Giraffes and tigers, oh my! Mississippi zoo welcomes new animals
Published 8:48 pm Saturday, October 14, 2023
A Mississippi zoo welcomed two new animals last week.
The Hattiesburg Zoo first announced a third Reticulated Giraffe known as Grace joined Sue Ellen and Alberta. Grace and Alberta (AKA Bertie) are half-sisters as the two share a father.
Grace is 2 ½ years old and has come to the Hattiesburg Zoo from the Audubon Species Survival Center. “Grace is of breeding age and the Audubon Species Survival Center chose to move her to our zoo rather than place her on birth control,” said Kristen Moore, Hattiesburg Zoo’s animal curator. “We are pleased they chose the Hattiesburg Zoo as the home for Grace.”
“Sue Ellen and Bertie have thrived here in our care, and we expect that Grace will be a good fit in regard to compatibility,” continued Moore.
“When considering adding Grace to our tower, we looked at several factors including space and facility resources,” said Jeremy Cumpton, director of Conservation, Education and Wildlife. “Both our giraffe barn and their outdoor yard far exceed the animal husbandry guidelines for space required, and we built our facilities with the goal of adding to our giraffe population.”
According to the guidelines, the Hattiesburg Zoo’s Giraffe yard would easily hold 10 giraffes. “While we don’t intend to grow to 10 giraffes, we do have space that allows for additional giraffes when it is appropriate,” said Moore.
“We are so very excited to bring a third giraffe to the Hattiesburg Zoo,” said Rick Taylor, executive director of the Hattiesburg Convention Commission which oversees and manages the operation of the Hattiesburg Zoo in cooperation with the City of Hattiesburg. “Our guests make the Giraffe yard one of their first stops during their visit, and I know this will add to their enthusiasm.”
Grace will be quarantined inside the giraffe barn for 30 days before joining Sue Ellen and Bertie in the yard.

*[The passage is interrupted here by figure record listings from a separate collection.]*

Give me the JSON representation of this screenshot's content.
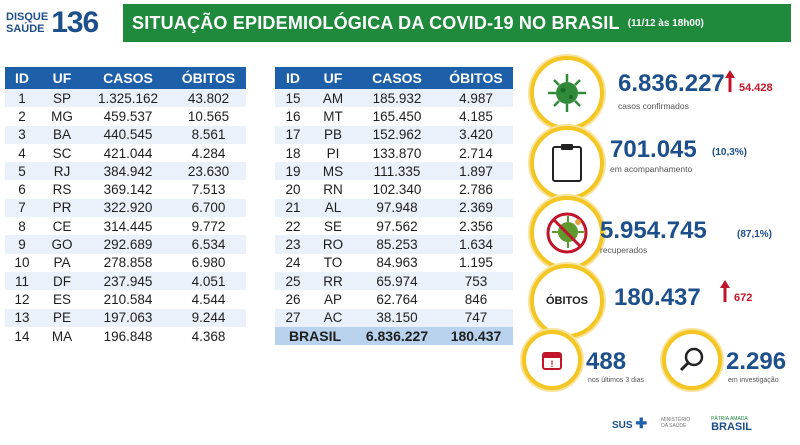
{
  "header": {
    "logo_text_top": "DISQUE",
    "logo_text_bottom": "SAÚDE",
    "logo_number": "136",
    "title": "SITUAÇÃO EPIDEMIOLÓGICA DA COVID-19 NO BRASIL",
    "date": "(11/12 às 18h00)"
  },
  "table": {
    "columns": [
      "ID",
      "UF",
      "CASOS",
      "ÓBITOS"
    ],
    "left_rows": [
      [
        "1",
        "SP",
        "1.325.162",
        "43.802"
      ],
      [
        "2",
        "MG",
        "459.537",
        "10.565"
      ],
      [
        "3",
        "BA",
        "440.545",
        "8.561"
      ],
      [
        "4",
        "SC",
        "421.044",
        "4.284"
      ],
      [
        "5",
        "RJ",
        "384.942",
        "23.630"
      ],
      [
        "6",
        "RS",
        "369.142",
        "7.513"
      ],
      [
        "7",
        "PR",
        "322.920",
        "6.700"
      ],
      [
        "8",
        "CE",
        "314.445",
        "9.772"
      ],
      [
        "9",
        "GO",
        "292.689",
        "6.534"
      ],
      [
        "10",
        "PA",
        "278.858",
        "6.980"
      ],
      [
        "11",
        "DF",
        "237.945",
        "4.051"
      ],
      [
        "12",
        "ES",
        "210.584",
        "4.544"
      ],
      [
        "13",
        "PE",
        "197.063",
        "9.244"
      ],
      [
        "14",
        "MA",
        "196.848",
        "4.368"
      ]
    ],
    "right_rows": [
      [
        "15",
        "AM",
        "185.932",
        "4.987"
      ],
      [
        "16",
        "MT",
        "165.450",
        "4.185"
      ],
      [
        "17",
        "PB",
        "152.962",
        "3.420"
      ],
      [
        "18",
        "PI",
        "133.870",
        "2.714"
      ],
      [
        "19",
        "MS",
        "111.335",
        "1.897"
      ],
      [
        "20",
        "RN",
        "102.340",
        "2.786"
      ],
      [
        "21",
        "AL",
        "97.948",
        "2.369"
      ],
      [
        "22",
        "SE",
        "97.562",
        "2.356"
      ],
      [
        "23",
        "RO",
        "85.253",
        "1.634"
      ],
      [
        "24",
        "TO",
        "84.963",
        "1.195"
      ],
      [
        "25",
        "RR",
        "65.974",
        "753"
      ],
      [
        "26",
        "AP",
        "62.764",
        "846"
      ],
      [
        "27",
        "AC",
        "38.150",
        "747"
      ]
    ],
    "total": {
      "label": "BRASIL",
      "cases": "6.836.227",
      "deaths": "180.437"
    }
  },
  "stats": {
    "confirmed": {
      "value": "6.836.227",
      "delta": "54.428",
      "label": "casos confirmados",
      "icon": "virus-icon"
    },
    "monitoring": {
      "value": "701.045",
      "pct": "(10,3%)",
      "label": "em acompanhamento",
      "icon": "clipboard-icon"
    },
    "recovered": {
      "value": "5.954.745",
      "pct": "(87,1%)",
      "label": "recuperados",
      "icon": "no-virus-icon"
    },
    "deaths": {
      "badge": "ÓBITOS",
      "value": "180.437",
      "delta": "672"
    },
    "recent": {
      "value": "488",
      "label": "nos últimos 3 dias",
      "icon": "calendar-icon"
    },
    "investigation": {
      "value": "2.296",
      "label": "em investigação",
      "icon": "magnifier-icon"
    }
  },
  "footer": {
    "sus": "SUS",
    "ministerio": "MINISTÉRIO DA SAÚDE",
    "patria": "PÁTRIA AMADA",
    "brasil": "BRASIL"
  },
  "colors": {
    "green": "#1f8a3c",
    "blue": "#1d5fa8",
    "gold": "#f3c623",
    "red": "#c0152a"
  }
}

She should be in the outdoor exhibit near the middle of November for guests to see.
“We hope that Grace will also join Sue Ellen and Bertie for feedings with guests sometime next year,” said Cumpton. “It will take her some time to get comfortable with her surroundings and with people, but we are looking forward to watching as her personality develops.”

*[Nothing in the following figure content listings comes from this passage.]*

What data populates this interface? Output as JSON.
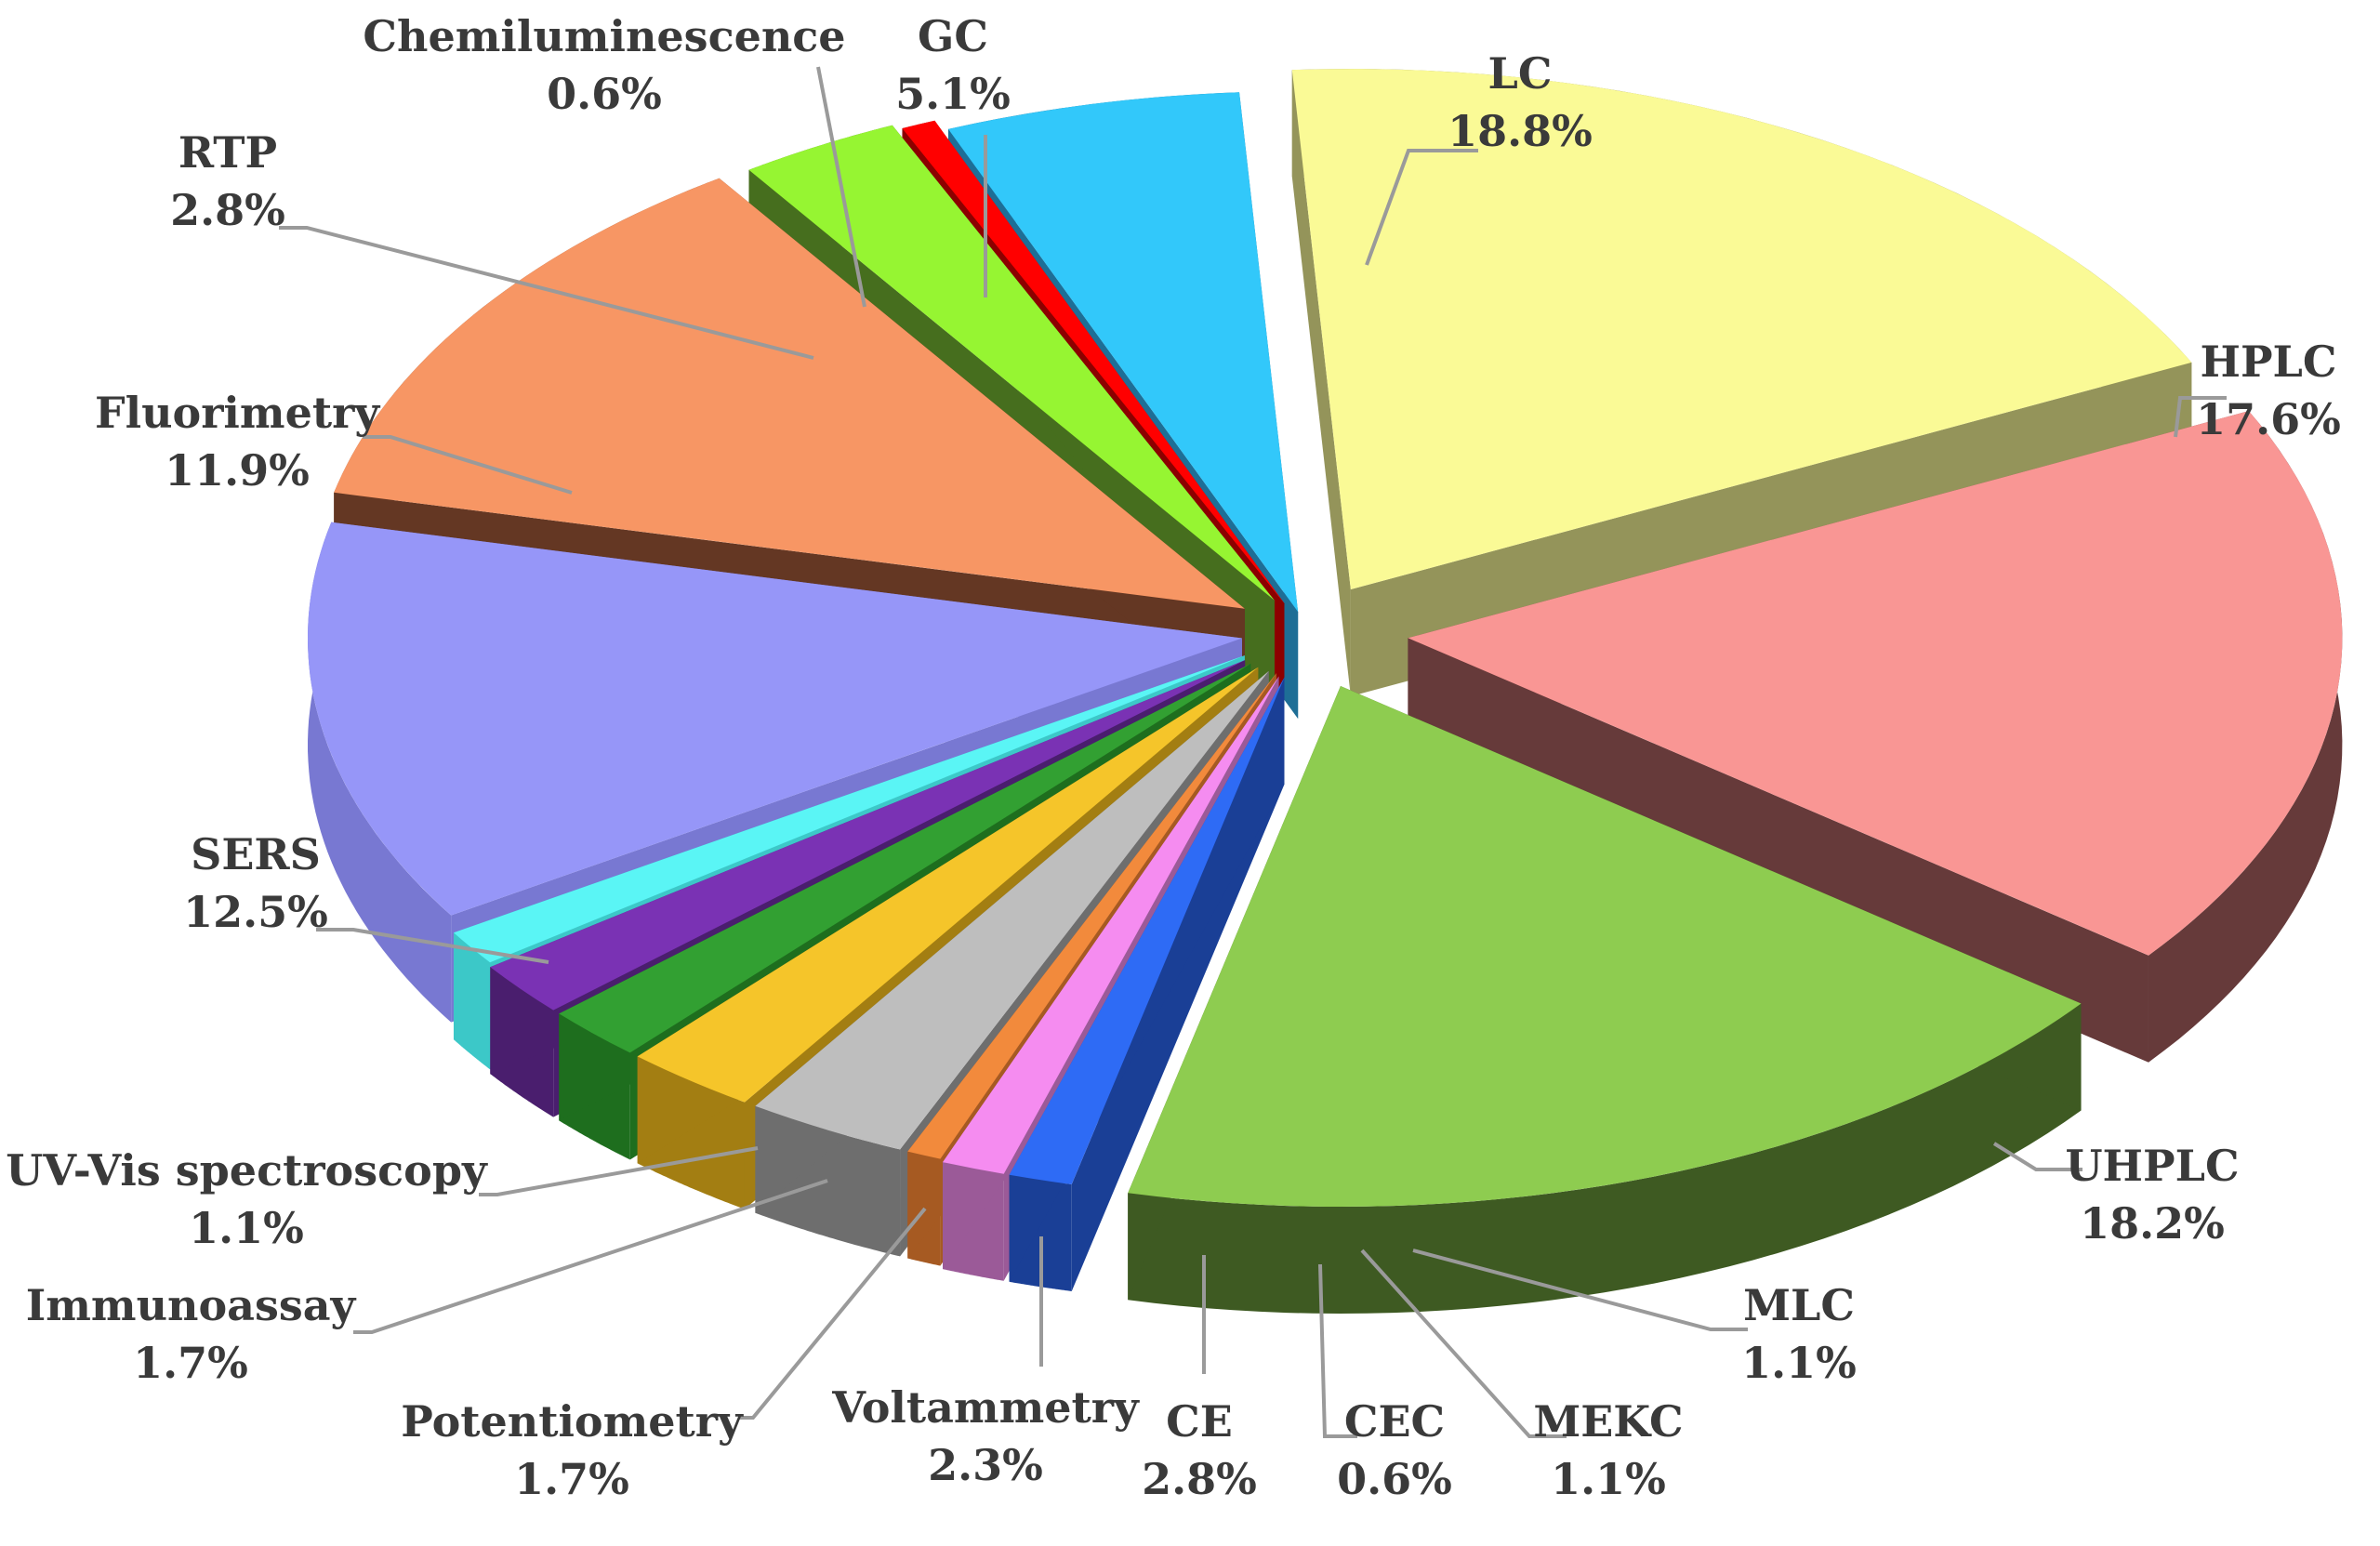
{
  "chart_data": {
    "type": "pie",
    "title": "",
    "legend": "none",
    "slices": [
      {
        "label": "LC",
        "value": 18.8,
        "value_label": "18.8%",
        "color": "#FAFA96",
        "side_color": "#94945A"
      },
      {
        "label": "HPLC",
        "value": 17.6,
        "value_label": "17.6%",
        "color": "#F99694",
        "side_color": "#663A3A"
      },
      {
        "label": "UHPLC",
        "value": 18.2,
        "value_label": "18.2%",
        "color": "#8ECC50",
        "side_color": "#3E5A22"
      },
      {
        "label": "MLC",
        "value": 1.1,
        "value_label": "1.1%",
        "color": "#2E6BF5",
        "side_color": "#1A3F96"
      },
      {
        "label": "MEKC",
        "value": 1.1,
        "value_label": "1.1%",
        "color": "#F58CF0",
        "side_color": "#9B5A98"
      },
      {
        "label": "CEC",
        "value": 0.6,
        "value_label": "0.6%",
        "color": "#F28A3C",
        "side_color": "#A65A22"
      },
      {
        "label": "CE",
        "value": 2.8,
        "value_label": "2.8%",
        "color": "#BEBEBE",
        "side_color": "#6E6E6E"
      },
      {
        "label": "Voltammetry",
        "value": 2.3,
        "value_label": "2.3%",
        "color": "#F5C52A",
        "side_color": "#A37E12"
      },
      {
        "label": "Potentiometry",
        "value": 1.7,
        "value_label": "1.7%",
        "color": "#32A032",
        "side_color": "#1E6E1E"
      },
      {
        "label": "Immunoassay",
        "value": 1.7,
        "value_label": "1.7%",
        "color": "#7A32B4",
        "side_color": "#4A1E6E"
      },
      {
        "label": "UV-Vis spectroscopy",
        "value": 1.1,
        "value_label": "1.1%",
        "color": "#5AF5F5",
        "side_color": "#3CC8C8"
      },
      {
        "label": "SERS",
        "value": 12.5,
        "value_label": "12.5%",
        "color": "#9696F8",
        "side_color": "#7878D2"
      },
      {
        "label": "Fluorimetry",
        "value": 11.9,
        "value_label": "11.9%",
        "color": "#F79664",
        "side_color": "#643723"
      },
      {
        "label": "RTP",
        "value": 2.8,
        "value_label": "2.8%",
        "color": "#96F532",
        "side_color": "#466E1E"
      },
      {
        "label": "Chemiluminescence",
        "value": 0.6,
        "value_label": "0.6%",
        "color": "#FF0000",
        "side_color": "#8C0000"
      },
      {
        "label": "GC",
        "value": 5.1,
        "value_label": "5.1%",
        "color": "#32C8FA",
        "side_color": "#1E6E96"
      }
    ]
  }
}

The zoo is also now home to a new tiger after losing a beloved tiger earlier this year.
Bunga is the first Malayan tiger to reside at the Hattiesburg Zoo. Kipling, who died from age-related health issues in May of this year, was a Sumatran tiger. Sumatran tigers are the smallest of the tiger species with a dark orange coat while the Malayan tiger is bigger with a lighter orange coat.

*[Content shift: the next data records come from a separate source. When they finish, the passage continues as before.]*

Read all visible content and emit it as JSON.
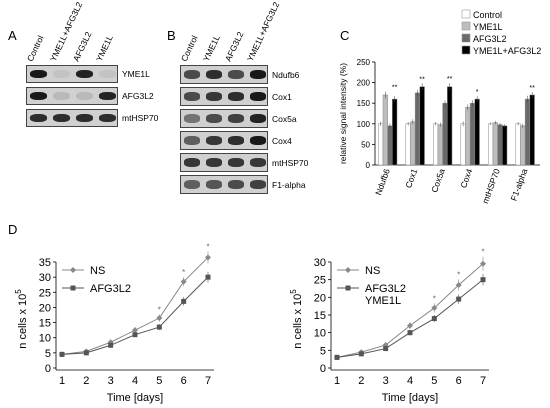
{
  "panels": {
    "A": {
      "letter": "A",
      "columns": [
        "Control",
        "YME1L+AFG3L2",
        "AFG3L2",
        "YME1L"
      ],
      "rows": [
        {
          "label": "YME1L",
          "intensity": [
            0.95,
            0.1,
            0.9,
            0.1
          ]
        },
        {
          "label": "AFG3L2",
          "intensity": [
            0.95,
            0.15,
            0.15,
            0.9
          ]
        },
        {
          "label": "mtHSP70",
          "intensity": [
            0.85,
            0.85,
            0.85,
            0.85
          ]
        }
      ]
    },
    "B": {
      "letter": "B",
      "columns": [
        "Control",
        "YME1L",
        "AFG3L2",
        "YME1L+AFG3L2"
      ],
      "rows": [
        {
          "label": "Ndufb6",
          "intensity": [
            0.7,
            0.85,
            0.7,
            0.95
          ]
        },
        {
          "label": "Cox1",
          "intensity": [
            0.7,
            0.8,
            0.85,
            0.95
          ]
        },
        {
          "label": "Cox5a",
          "intensity": [
            0.5,
            0.7,
            0.75,
            0.9
          ]
        },
        {
          "label": "Cox4",
          "intensity": [
            0.6,
            0.8,
            0.85,
            0.95
          ]
        },
        {
          "label": "mtHSP70",
          "intensity": [
            0.8,
            0.8,
            0.8,
            0.8
          ]
        },
        {
          "label": "F1-alpha",
          "intensity": [
            0.6,
            0.65,
            0.7,
            0.75
          ]
        }
      ]
    },
    "C": {
      "letter": "C"
    },
    "D": {
      "letter": "D"
    }
  },
  "chart_data": [
    {
      "id": "C",
      "type": "bar",
      "ylabel": "relative signal intensity (%)",
      "ylim": [
        0,
        250
      ],
      "yticks": [
        0,
        50,
        100,
        150,
        200,
        250
      ],
      "categories": [
        "Ndufb6",
        "Cox1",
        "Cox5a",
        "Cox4",
        "mtHSP70",
        "F1-alpha"
      ],
      "series": [
        {
          "name": "Control",
          "color": "#ffffff",
          "values": [
            100,
            100,
            100,
            100,
            100,
            100
          ],
          "errors": [
            5,
            4,
            4,
            6,
            3,
            4
          ]
        },
        {
          "name": "YME1L",
          "color": "#bdbdbd",
          "values": [
            170,
            105,
            98,
            140,
            103,
            95
          ],
          "errors": [
            8,
            6,
            5,
            7,
            4,
            5
          ]
        },
        {
          "name": "AFG3L2",
          "color": "#6a6a6a",
          "values": [
            95,
            175,
            150,
            150,
            98,
            160
          ],
          "errors": [
            6,
            8,
            7,
            7,
            4,
            8
          ]
        },
        {
          "name": "YME1L+AFG3L2",
          "color": "#000000",
          "values": [
            160,
            190,
            190,
            160,
            95,
            170
          ],
          "errors": [
            7,
            8,
            9,
            7,
            4,
            7
          ]
        }
      ],
      "significance": [
        "**",
        "**",
        "**",
        "*",
        "",
        "**"
      ],
      "legend": "top-right"
    },
    {
      "id": "D1",
      "type": "line",
      "xlabel": "Time [days]",
      "ylabel": "n cells x 10",
      "ylabel_sup": "5",
      "x": [
        1,
        2,
        3,
        4,
        5,
        6,
        7
      ],
      "ylim": [
        0,
        35
      ],
      "yticks": [
        0,
        5,
        10,
        15,
        20,
        25,
        30,
        35
      ],
      "series": [
        {
          "name": "NS",
          "color": "#888888",
          "marker": "diamond",
          "values": [
            4.5,
            5.5,
            8.5,
            12.5,
            16.5,
            28.5,
            36.5
          ],
          "errors": [
            0.3,
            0.5,
            0.6,
            1.0,
            1.2,
            1.5,
            2.0
          ]
        },
        {
          "name": "AFG3L2",
          "color": "#555555",
          "marker": "square",
          "values": [
            4.5,
            5.0,
            7.5,
            11.0,
            13.5,
            22.0,
            30.0
          ],
          "errors": [
            0.3,
            0.4,
            0.6,
            0.8,
            1.0,
            1.4,
            1.8
          ]
        }
      ],
      "significance_at": [
        5,
        6,
        7
      ],
      "legend": "top-left"
    },
    {
      "id": "D2",
      "type": "line",
      "xlabel": "Time [days]",
      "ylabel": "n cells x 10",
      "ylabel_sup": "5",
      "x": [
        1,
        2,
        3,
        4,
        5,
        6,
        7
      ],
      "ylim": [
        0,
        30
      ],
      "yticks": [
        0,
        5,
        10,
        15,
        20,
        25,
        30
      ],
      "series": [
        {
          "name": "NS",
          "color": "#888888",
          "marker": "diamond",
          "values": [
            3.0,
            4.5,
            6.5,
            12.0,
            17.0,
            23.5,
            29.5
          ],
          "errors": [
            0.3,
            0.4,
            0.6,
            1.0,
            1.3,
            1.6,
            2.0
          ]
        },
        {
          "name": "AFG3L2 YME1L",
          "label_lines": [
            "AFG3L2",
            "YME1L"
          ],
          "color": "#555555",
          "marker": "square",
          "values": [
            3.0,
            4.0,
            5.5,
            10.0,
            14.0,
            19.5,
            25.0
          ],
          "errors": [
            0.3,
            0.4,
            0.5,
            0.8,
            1.0,
            1.3,
            1.6
          ]
        }
      ],
      "significance_at": [
        5,
        6,
        7
      ],
      "legend": "top-left"
    }
  ]
}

“With Malayan tigers being critically endangered, we hope our guests will understand the importance of the preservation and growth of this species to our planet,” said Cumpton.
Because of the loss of natural forest and the poaching of the Malayan tiger the population has dwindled.
Upon his arrival at the Hattiesburg Zoo, Bunga was introduced to his holding area to become familiar with his animal care team.
Bunga, pronounced (Boon-ya), which means Big Boy, as he was the largest cub born in his litter. Bunga is 12 years old and comes to the Hattiesburg Zoo from the ABQ Biopark Zoo in Albuquerque, N.M. Malayan tigers are native to the Peninsular Malaysia and are a critically endangered species.
“While Malayan tigers typically live to be 18 to 22 years of age in a zoo environment, we recognize the fact that Bunga is an older tiger,” said Moore. “We are happy to be a ‘retigerment home’ for Bunga and know that he will be well cared for by our staff and much loved by our guests who will learn more about the habits and characteristics of Malayan tigers from him.”
Bunga is settling in at the Hattiesburg Zoo! He is adjusting to his new care staff and his new habitat.